A group of parents in Los Angeles sued the county’s school district this week, asserting that each day schools remain closed, students and families are “suffering irreparable harm.”
Both Beutner and the Los Angeles teacher’s union focused on getting teachers COVID-19 vaccines before reopening, despite vaccinations not being required by law or the district’s bargaining agreement with the union, the lawsuit says.
Plaintiffs each shared details about the negative impact that continued closures have had on their children. One said his younger son loved school and was popular among both his peers and teachers. That boy has shown a “lack of will” to keep up with his studies and complains that he hates remote learning.
Another child, a junior in high school, was a straight-A student. But nowadays, she does not want to get out of bed and would often nap between online classes. Her grades have slipped. And she has stopped eating and told her parents she was depressed.

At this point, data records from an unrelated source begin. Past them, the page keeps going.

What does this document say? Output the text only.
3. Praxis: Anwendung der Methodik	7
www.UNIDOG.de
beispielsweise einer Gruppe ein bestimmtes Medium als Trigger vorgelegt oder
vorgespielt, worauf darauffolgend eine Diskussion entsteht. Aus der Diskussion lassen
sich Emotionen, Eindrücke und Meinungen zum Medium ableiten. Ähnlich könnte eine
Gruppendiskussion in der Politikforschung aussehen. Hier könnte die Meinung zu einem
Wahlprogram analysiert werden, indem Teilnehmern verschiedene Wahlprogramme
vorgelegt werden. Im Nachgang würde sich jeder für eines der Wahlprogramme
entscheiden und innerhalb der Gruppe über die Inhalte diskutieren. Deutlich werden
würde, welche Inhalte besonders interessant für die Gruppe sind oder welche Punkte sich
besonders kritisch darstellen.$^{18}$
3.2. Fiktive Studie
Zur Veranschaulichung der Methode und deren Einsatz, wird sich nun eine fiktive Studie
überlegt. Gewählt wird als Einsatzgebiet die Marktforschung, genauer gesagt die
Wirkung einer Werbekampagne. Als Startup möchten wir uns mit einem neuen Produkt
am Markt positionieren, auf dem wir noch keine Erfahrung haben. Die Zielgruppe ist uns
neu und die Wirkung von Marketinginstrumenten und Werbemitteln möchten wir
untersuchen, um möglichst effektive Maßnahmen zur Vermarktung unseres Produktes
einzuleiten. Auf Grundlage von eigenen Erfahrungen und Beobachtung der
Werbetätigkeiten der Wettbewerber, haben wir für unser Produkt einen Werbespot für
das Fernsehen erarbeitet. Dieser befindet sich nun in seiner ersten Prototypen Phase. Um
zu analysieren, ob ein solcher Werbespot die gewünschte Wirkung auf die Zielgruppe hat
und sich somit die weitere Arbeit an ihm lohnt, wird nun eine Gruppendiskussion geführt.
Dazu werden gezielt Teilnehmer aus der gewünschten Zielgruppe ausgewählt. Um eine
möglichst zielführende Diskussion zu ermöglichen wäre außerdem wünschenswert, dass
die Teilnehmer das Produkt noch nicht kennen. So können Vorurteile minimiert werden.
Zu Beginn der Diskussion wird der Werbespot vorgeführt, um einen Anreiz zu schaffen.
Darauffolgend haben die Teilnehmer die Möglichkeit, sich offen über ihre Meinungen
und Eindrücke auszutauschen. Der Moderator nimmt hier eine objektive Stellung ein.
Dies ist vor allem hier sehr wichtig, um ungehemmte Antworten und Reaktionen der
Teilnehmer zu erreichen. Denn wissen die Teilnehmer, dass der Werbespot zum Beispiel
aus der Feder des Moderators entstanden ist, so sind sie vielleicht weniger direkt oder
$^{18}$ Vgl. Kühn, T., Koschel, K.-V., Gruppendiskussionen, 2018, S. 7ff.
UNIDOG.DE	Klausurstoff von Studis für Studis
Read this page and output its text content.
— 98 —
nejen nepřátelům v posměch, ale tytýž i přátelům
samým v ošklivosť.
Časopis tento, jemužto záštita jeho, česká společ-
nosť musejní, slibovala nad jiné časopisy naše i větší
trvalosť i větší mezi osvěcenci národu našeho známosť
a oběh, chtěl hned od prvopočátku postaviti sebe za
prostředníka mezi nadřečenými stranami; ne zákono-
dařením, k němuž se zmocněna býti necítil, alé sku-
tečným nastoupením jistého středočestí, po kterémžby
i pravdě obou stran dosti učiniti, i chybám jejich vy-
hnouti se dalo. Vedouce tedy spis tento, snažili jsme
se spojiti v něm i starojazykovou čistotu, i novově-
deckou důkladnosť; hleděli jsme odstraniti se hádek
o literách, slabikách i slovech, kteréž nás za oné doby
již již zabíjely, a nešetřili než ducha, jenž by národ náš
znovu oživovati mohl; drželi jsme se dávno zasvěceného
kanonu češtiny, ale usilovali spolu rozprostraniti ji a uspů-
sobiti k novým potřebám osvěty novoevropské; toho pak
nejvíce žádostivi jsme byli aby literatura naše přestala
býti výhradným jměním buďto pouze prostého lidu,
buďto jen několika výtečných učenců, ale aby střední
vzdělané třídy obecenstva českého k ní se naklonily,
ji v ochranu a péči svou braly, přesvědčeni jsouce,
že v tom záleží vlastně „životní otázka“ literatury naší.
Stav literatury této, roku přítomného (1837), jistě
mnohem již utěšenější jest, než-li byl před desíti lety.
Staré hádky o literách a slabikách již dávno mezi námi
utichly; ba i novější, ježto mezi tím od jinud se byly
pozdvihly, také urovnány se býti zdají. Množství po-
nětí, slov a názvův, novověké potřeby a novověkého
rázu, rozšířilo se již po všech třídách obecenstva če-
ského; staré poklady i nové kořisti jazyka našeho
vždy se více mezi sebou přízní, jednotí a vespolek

Plaintiffs asked a judge to order the district to reopen schools for full-time, in-person instruction “to the greatest extent possible” within seven days.
The suit was filed in Los Angeles County Superior Court.
Los Angeles school officials declined to comment.
The district’s website says some elementary schools will begin reopening on April 12 and the rest will welcome back students on April 19.
Middle and high schools are slated to reopen the week of April 26.
Students do not have to return to school in-person for the remainder of the school year.
The suit also asserted that the closures violate California’s Constitution and asked the court to order the union “to cease preventing LAUSD from safely returning to in-person instruction for the benefit of Plaintiffs’ children.”